The Washington-based magazine’s 35-member editorial staff will be laid off as a result, said Ryan McKibben, the head of Clarity Media Group, the Colorado company that owns the Standard and its sister publication, the Washington Examiner.
“This was a business decision,” McKibben said. “As we looked at all of our options, we saw we were facing a steady decline in revenues and circulation. That drove us to our decision to close this week. . . . It was a tough decision.”
The magazine, which was founded in 1995 by veteran journalists Fred Barnes and Bill Kristol, former chief of staff to vice president Dan Quayle, and is now edited by Stephen Hayes, has been known for being aligned with the Bush administration’s neoconservative policies.
But more than 20 years later, the publication is not walking in step with the Republican in the White House very often. In fact, Kristol is regularly featured on cable news shows criticizing the impact of the Trump administration’s policies and the relationship (or lack of one) between the current president’s worldview and American conservatism historically.
To the tune of Tradition, from Fiddler on the Roof— Bill Kristol (@BillKristol) November 29, 2018
Who, day and night, must scramble for a living,
Feed three wives and children, comb his daily hair?
And who has a right, as master of Trump Tower
To get some help from a foreign power?
And the magazine probably paid dearly for that in terms of interest.
The magazine’s publisher, MediaDC, also publishes the Washington Examiner, which is also conservative but is more regularly pro-Trump. It announced earlier this month it plans to expand its weekly magazine to reach a national audience, leaving the fate of the Weekly Standard in question.
McKibben said the new publication will launch Jan. 1: “Over the years, we’ve frequently been asked if individuals outside of the Beltway could subscribe to the publication. With this expansion and relaunch, our aim is for the new, national Washington Examiner to build on its position as a leader in providing a conservative perspective on the events of the day.”
Journalists and readers affiliated with conservative media like Fox News, the Federalist and Breitbart have regularly criticized the thinkers at the Weekly Standard as out of sync with Republican voters in 2018 and, at worst, no longer relevant.
I think you can make it at least a murder/suicide— Jim Hanson (@Uncle_Jimbo) December 14, 2018
Your boy Bill Kristol did everything he could to make it unpalatable to anyone w/o a serious case of #Trump hatred
I feel bad for the good people who got screwed, but not the leadership https://t.co/o0pfaLjEF0
This type of pushback was not surprising, given that Republicans are overwhelmingly supportive of the president — nearly 90 percent approve of Trump, according to Gallup. But most Americans do not support the ideas and policies coming out of this White House, which is in part why they overwhelmingly voted against Republicans in last month’s midterm elections.

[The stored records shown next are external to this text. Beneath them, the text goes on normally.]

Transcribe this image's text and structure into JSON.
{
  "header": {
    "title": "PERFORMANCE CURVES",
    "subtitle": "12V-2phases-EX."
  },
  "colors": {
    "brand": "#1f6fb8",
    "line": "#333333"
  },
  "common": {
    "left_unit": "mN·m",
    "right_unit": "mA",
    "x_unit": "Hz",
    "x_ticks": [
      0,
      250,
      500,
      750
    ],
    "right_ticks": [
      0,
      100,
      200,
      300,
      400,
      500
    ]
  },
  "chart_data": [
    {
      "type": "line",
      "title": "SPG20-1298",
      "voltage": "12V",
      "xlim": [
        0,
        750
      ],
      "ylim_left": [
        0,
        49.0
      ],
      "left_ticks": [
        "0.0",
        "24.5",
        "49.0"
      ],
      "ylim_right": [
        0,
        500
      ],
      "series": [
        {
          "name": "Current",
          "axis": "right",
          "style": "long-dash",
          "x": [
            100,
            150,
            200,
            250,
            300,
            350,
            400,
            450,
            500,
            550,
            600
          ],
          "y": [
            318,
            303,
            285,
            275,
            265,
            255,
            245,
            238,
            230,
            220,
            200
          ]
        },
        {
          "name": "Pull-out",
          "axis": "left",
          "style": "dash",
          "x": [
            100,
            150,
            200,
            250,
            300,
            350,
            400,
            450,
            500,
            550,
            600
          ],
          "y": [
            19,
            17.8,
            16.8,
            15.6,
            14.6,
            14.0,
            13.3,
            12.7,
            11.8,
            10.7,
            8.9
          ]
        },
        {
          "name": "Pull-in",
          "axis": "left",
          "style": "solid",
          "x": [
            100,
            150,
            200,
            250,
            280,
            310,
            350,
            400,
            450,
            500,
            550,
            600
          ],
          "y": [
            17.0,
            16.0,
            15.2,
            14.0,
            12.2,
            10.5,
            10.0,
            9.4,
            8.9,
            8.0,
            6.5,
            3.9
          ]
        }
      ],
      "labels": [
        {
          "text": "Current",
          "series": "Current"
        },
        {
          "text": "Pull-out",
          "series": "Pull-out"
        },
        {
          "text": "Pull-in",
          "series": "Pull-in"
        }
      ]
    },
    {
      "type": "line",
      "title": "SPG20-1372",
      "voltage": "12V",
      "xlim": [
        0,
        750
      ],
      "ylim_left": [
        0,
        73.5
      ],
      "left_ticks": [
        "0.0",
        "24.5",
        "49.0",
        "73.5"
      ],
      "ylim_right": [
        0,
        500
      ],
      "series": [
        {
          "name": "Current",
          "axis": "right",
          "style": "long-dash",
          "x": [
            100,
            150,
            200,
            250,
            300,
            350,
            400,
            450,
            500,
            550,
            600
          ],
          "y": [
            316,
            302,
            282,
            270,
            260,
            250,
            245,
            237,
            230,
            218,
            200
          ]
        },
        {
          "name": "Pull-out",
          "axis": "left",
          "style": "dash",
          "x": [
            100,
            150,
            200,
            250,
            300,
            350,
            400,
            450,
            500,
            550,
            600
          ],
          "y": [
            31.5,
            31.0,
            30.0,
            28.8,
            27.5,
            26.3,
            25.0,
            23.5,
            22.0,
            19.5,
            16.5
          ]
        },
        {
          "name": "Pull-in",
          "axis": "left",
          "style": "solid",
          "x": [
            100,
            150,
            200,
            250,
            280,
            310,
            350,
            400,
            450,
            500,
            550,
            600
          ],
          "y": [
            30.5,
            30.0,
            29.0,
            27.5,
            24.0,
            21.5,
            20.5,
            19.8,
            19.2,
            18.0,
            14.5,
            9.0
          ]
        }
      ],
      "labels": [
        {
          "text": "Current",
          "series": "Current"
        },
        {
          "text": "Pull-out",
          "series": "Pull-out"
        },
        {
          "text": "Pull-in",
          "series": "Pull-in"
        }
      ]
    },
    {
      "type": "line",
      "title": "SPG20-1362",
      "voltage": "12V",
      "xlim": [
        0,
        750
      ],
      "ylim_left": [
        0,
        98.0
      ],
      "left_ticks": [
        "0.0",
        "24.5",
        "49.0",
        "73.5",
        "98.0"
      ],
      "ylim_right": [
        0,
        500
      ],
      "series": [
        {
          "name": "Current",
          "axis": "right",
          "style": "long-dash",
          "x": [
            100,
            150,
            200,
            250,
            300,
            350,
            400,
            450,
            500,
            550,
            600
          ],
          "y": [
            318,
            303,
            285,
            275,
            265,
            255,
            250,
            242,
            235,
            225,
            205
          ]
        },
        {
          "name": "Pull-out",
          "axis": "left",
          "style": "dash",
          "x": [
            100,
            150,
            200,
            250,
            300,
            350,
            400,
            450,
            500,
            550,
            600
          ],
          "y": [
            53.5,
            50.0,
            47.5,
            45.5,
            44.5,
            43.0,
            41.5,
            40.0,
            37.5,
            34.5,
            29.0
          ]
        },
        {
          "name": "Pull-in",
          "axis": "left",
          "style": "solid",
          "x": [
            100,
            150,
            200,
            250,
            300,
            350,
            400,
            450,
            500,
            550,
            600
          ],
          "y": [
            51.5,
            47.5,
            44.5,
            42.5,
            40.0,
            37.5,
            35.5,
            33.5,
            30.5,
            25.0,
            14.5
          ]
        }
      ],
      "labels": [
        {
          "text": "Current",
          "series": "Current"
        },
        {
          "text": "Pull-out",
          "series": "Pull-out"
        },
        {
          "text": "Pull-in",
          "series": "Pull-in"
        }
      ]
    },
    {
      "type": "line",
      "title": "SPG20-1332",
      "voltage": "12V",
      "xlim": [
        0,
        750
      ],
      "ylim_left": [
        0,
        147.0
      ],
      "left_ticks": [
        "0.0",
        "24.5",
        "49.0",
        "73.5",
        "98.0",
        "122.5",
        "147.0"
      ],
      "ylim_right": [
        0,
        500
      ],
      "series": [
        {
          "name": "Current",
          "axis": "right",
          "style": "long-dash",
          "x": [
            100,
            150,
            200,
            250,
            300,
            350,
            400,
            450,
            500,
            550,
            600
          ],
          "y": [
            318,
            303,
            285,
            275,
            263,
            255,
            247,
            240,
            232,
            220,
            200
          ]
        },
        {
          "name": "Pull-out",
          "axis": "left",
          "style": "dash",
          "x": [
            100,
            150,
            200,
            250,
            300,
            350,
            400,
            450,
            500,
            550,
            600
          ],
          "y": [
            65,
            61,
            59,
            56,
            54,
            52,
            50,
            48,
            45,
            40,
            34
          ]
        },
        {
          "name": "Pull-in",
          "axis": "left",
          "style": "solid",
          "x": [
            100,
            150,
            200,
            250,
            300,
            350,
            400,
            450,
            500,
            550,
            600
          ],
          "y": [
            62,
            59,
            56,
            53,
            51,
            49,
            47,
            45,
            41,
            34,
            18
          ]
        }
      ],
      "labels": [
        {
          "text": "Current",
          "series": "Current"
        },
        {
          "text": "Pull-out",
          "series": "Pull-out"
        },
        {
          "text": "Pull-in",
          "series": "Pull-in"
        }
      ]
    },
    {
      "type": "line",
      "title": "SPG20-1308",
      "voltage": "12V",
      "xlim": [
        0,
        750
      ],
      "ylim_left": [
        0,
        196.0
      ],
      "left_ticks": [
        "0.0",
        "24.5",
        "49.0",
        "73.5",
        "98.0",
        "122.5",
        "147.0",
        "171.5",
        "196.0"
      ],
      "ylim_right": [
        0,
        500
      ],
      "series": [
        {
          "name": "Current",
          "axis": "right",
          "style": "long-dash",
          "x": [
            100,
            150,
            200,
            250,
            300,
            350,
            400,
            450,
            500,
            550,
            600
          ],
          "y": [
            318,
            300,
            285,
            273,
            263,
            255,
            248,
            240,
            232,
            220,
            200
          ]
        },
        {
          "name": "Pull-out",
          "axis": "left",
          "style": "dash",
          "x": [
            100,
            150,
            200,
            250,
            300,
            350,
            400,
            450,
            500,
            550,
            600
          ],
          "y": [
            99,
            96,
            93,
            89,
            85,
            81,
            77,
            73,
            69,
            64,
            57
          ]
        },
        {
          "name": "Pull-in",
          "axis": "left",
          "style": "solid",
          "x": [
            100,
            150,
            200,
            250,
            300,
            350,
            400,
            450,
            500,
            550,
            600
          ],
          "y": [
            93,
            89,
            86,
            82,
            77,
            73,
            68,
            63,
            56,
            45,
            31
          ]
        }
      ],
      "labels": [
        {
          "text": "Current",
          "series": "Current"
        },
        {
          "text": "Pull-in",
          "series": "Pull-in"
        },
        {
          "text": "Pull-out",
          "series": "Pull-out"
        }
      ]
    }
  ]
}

A robust magazine for Republicans that operates as more than a rubber stamp on Trump’s ideas could theoretically sharpen conservatives' arguments and policies in ways that could be rare when intra-tribal debate is absent.
It also sends a message there may be no room for them in the GOP unless they are “true believers” — something that did not appear to be the case during the 2016 presidential campaign but increasingly seems to be true two years later.
The editor of the revised Washington Examiner promises a publication that highlights the diversity of thought within conservatism — a “big tent” approach.
Whether the work that conservative thinkers loved to read in the Weekly Standard will find a place in other publications is obviously to be determined. But what is clear is with this magazine’s shuttering, conservative media just got Trumpier, and that will likely affect how readers on the right view the world.